A big victory for government accountability


Empower Wisconsin | Sept 21, 2020 

MADISON — Empower Wisconsin is proud to be part of a victorious lawsuit that holds the state Department of Public Instruction accountable and brings greater transparency to government. 

The Wisconsin Institute for Law & Liberty (WILL) sued DPI alleging that the agency violated state law when it released partial data on Wisconsin’s school choice programs to a select media list ahead of a September 2019 public release.

Jefferson County Circuit Court Judge Bennett Brantmeier on Friday mostly agreed. His summary judgment ruling includes a permanent injunction to prevent DPI from violating state law that says data on Wisconsin’s school choice programs must be released “all at the same time, uniformly, and completely.”

WILL sued DPI in November on behalf of School Choice Wisconsin, Empower Wisconsin journalist M.D. Kittle, and WILL Research Director Will Flanders. Empower Wisconsin and Flanders had sought the information. Kittle was on the press call that occurred the day before the information release, although he was told by a DPI official that he was sent the conference call information by mistake. Kittle told the DPI official there was no mistake. 

Brantmeier ruled that DPI’s actions violated state law by providing press with early access and by releasing incomplete data on Wisconsin’s school choice programs. The judge declined to restrict the state Superintendent’s ability to comment on the data it releases but emphasized that DPI remains bound to release full data sets on equal terms to all Wisconsinites.

At the time, DPI grouped the test scores of all Wisconsin choice students together in its press release, failing to factor in the differences in Wisconsin’s three parental choice programs, the lawsuit notes. Parental choice programs in Racine and Milwaukee enroll students at higher poverty levels than the statewide choice program, which has a disproportionate impact on achievement. 

“The Court’s decision affirms that DPI violated state law by releasing partial school choice data to select members of the press.
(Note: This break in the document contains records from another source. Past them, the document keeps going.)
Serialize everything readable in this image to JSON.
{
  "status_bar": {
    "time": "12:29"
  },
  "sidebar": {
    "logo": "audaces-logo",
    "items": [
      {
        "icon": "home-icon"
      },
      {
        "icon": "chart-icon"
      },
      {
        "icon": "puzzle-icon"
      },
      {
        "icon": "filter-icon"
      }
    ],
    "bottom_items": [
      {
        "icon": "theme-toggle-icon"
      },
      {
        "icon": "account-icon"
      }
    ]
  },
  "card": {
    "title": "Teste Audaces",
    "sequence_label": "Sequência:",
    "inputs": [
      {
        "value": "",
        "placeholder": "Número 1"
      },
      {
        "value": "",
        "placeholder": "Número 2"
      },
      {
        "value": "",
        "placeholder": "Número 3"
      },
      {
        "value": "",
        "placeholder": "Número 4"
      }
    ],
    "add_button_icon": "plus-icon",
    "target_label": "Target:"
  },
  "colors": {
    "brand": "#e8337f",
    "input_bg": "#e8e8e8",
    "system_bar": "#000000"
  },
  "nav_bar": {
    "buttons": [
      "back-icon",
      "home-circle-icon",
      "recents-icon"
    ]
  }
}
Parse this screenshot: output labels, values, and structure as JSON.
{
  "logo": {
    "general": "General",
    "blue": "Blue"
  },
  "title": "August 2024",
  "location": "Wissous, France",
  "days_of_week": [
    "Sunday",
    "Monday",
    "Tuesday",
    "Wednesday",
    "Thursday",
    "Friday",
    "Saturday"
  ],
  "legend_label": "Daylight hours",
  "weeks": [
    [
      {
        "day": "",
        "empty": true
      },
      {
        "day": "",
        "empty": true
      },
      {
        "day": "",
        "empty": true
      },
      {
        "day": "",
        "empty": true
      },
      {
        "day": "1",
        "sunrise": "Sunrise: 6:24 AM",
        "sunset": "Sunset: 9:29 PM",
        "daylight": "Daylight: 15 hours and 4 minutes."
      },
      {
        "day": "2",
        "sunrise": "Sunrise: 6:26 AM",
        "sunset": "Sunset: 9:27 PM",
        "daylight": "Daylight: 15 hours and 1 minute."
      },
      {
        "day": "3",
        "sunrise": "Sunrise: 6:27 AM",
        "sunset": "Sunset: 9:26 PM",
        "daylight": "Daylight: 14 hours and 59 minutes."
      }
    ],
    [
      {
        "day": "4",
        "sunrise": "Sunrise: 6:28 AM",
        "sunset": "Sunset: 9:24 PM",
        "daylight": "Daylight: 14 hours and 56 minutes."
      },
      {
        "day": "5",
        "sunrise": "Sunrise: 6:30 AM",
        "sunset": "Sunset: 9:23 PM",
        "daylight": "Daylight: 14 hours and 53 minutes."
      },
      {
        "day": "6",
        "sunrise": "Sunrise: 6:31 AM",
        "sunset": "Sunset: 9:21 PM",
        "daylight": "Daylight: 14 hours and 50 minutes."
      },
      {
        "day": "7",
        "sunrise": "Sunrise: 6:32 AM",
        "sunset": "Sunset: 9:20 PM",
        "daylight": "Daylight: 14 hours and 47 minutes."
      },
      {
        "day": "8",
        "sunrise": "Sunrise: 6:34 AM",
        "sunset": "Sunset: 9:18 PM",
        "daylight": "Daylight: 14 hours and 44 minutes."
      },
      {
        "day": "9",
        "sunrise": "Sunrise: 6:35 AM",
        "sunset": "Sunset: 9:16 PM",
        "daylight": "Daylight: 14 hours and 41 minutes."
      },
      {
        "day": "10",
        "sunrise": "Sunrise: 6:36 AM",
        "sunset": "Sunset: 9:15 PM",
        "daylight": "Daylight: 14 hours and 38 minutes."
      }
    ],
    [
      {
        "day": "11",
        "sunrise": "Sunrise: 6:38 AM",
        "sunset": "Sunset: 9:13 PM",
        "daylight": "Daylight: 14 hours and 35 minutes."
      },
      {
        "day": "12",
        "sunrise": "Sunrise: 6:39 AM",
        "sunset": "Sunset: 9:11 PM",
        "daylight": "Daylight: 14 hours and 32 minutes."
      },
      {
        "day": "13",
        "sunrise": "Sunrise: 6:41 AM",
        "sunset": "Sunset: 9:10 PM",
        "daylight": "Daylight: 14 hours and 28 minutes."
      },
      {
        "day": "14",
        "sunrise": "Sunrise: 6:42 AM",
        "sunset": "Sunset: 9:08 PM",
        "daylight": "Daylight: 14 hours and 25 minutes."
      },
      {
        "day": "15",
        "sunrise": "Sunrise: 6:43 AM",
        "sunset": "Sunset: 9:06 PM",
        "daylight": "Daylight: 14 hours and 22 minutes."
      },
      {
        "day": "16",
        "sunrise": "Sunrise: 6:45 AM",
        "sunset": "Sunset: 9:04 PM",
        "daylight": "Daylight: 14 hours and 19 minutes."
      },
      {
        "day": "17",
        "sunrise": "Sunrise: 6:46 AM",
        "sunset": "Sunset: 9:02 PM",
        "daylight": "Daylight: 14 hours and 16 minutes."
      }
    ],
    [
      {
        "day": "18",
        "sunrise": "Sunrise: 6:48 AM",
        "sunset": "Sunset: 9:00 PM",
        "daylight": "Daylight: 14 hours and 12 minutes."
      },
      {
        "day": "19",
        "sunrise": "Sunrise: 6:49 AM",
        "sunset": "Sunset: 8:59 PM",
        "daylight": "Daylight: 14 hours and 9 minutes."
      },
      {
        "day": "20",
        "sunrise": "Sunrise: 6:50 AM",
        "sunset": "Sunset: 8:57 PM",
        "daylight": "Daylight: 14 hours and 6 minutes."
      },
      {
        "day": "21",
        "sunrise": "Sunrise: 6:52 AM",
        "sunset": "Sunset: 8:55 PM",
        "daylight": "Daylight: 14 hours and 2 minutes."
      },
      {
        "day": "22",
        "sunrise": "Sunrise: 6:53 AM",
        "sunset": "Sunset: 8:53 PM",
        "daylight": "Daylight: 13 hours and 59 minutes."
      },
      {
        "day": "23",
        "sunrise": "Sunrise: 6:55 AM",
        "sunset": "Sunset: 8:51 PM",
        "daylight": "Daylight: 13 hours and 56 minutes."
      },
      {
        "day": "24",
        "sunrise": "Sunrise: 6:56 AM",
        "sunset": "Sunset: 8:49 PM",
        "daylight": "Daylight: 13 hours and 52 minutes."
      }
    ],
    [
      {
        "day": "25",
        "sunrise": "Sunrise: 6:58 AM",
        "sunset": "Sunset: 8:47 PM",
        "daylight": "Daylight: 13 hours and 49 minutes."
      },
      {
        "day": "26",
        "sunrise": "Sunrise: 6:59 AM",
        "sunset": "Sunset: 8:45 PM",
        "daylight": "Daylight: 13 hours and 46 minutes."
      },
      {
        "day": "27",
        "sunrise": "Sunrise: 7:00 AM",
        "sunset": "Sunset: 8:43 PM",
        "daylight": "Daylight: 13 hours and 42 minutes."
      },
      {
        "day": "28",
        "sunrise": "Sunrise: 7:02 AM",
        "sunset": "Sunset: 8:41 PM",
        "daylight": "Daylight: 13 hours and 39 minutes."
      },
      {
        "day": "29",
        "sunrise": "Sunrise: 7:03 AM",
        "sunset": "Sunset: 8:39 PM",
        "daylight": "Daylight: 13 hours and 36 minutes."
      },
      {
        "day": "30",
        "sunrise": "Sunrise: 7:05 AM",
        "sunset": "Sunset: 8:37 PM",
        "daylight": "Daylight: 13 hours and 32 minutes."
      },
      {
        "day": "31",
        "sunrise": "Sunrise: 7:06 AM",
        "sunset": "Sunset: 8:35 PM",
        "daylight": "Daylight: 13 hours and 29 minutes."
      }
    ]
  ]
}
This decision ought to remind state agencies and unelected bureaucrats, once again, that they are accountable to state law,” WILL Deputy Counsel Lucas Vebber said in a statement. 

Jim Bender, president of School Choice Wisconsin, called the ruling a “great win for transparency.” 

“The statutes require DPI to be an honest broker when releasing academic data on the Parental Choice Programs. This court victory shows that DPI was being selective in their release of data to drive a biased narrative and that they are prohibited from doing so in the future,” Bender said in the statement.